Dutch trance legend Tiesto has been crowned the winner of DJ Mag’s Top 100 poll three times, has a three-club residency in Las Vegas and topped Forbes’ 2013 DJ Rich List–and yet, up until this year, he still hadn’t scored a major crossover single. However, the 45-year-old now appears to have decided that he wants a piece of the chart action, too, and on his fifth studio effort, A Town Called Paradise (sixth if you count the 2011 LP he recorded under the Allure alias), he’s gone straight for the ultra-commercial pop jugular.
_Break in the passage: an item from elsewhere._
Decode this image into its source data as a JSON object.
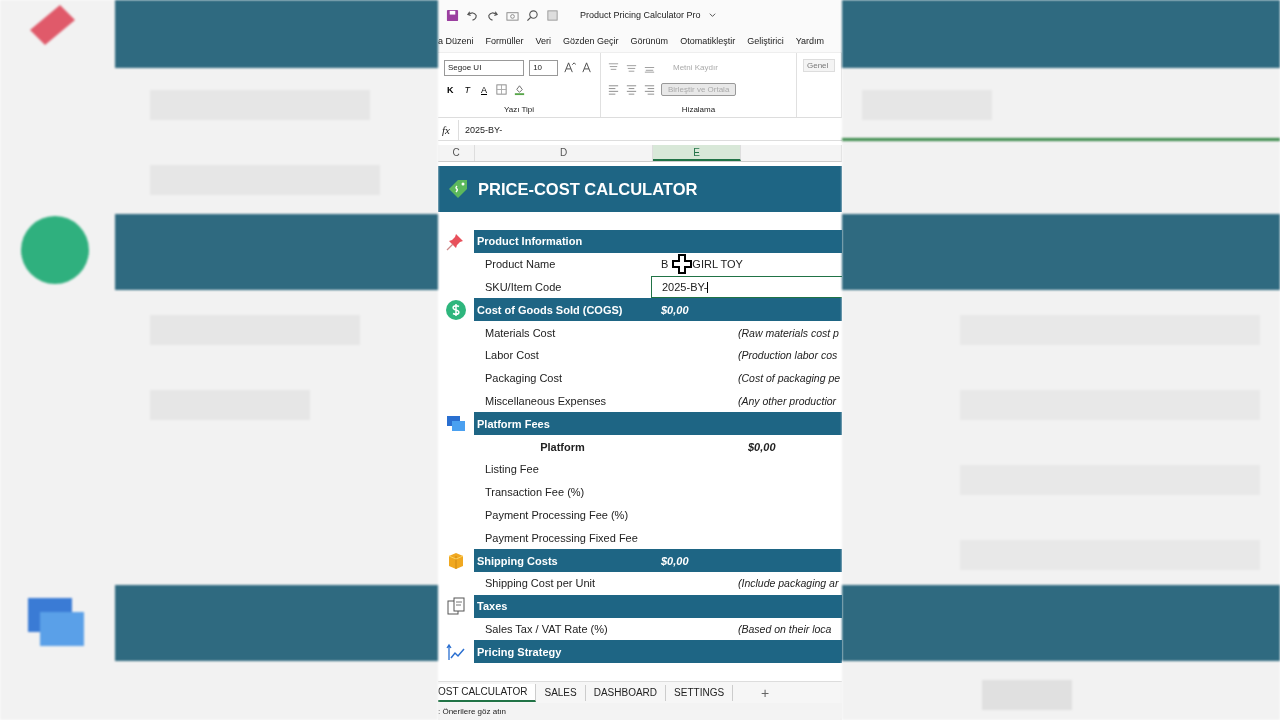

You perhaps can’t blame Tiesto for growing tired of watching all his peers become massive mainstream stars, but it’s disappointing that despite an eclectic roll-call of guest artists, his attempt to follow in their footsteps has resulted in the kind of repetitive and generic hands-in-the-air record that you feel like you’ve heard a million times before.
The usually intriguing New Zealand chanteuse Ladyhawke is rendered indistinguishable from any other rent-a-vocalist on the juddering electro of “Last Train.” Canadian-Peruvian newcomer Quilla’s breathy ethereal tones are similarly wasted on the formulaic prog-house of “Close To Me,” while Icona Pop do little to dispel their one-hit wonder reputation with “Let’s Go,” another bratty sugar rush of EDM pop all too reminiscent of their globe-conquering number one.
The latter duo’s appearance isn’t the only Swedish influence on A Town Called Paradise. Opener “Red Lights” is co-penned by powerhouse hitmakers Carl Falk and Rami Yacoub, which perhaps explains why it sounds like a leftover from the last The Wanted album. Stockholm singer-songwriter Andreas Moe lends a hand on “Echoes,” one of the few tracks to deviate from the Guetta-esque template with its scuzzy industrial bass-line and speaker-blasting drops. And “Rocky,” the album’s only instrumental, appears to borrow the cheesy synth riff from Europe’s hair metal classic “The Final Countdown.”
“Shimmer,” a string-soaked affair featuring an impressive soaring falsetto vocal from former BBMak pin-up Christian Burns, is much more encouraging, as is “Wasted,” an Avicii-esque folksy-electro hybrid fronted by the androgynous tones of Matthew Koma. However, such standout moments are few and far between.
In fact, A Town Called Paradise is only really remarkable for how utterly unremarkable it is. There’s nothing wrong with Tiesto chasing hits, but by playing it so safe, the one-time pioneer now instead sounds like a man desperately trying to play catch up.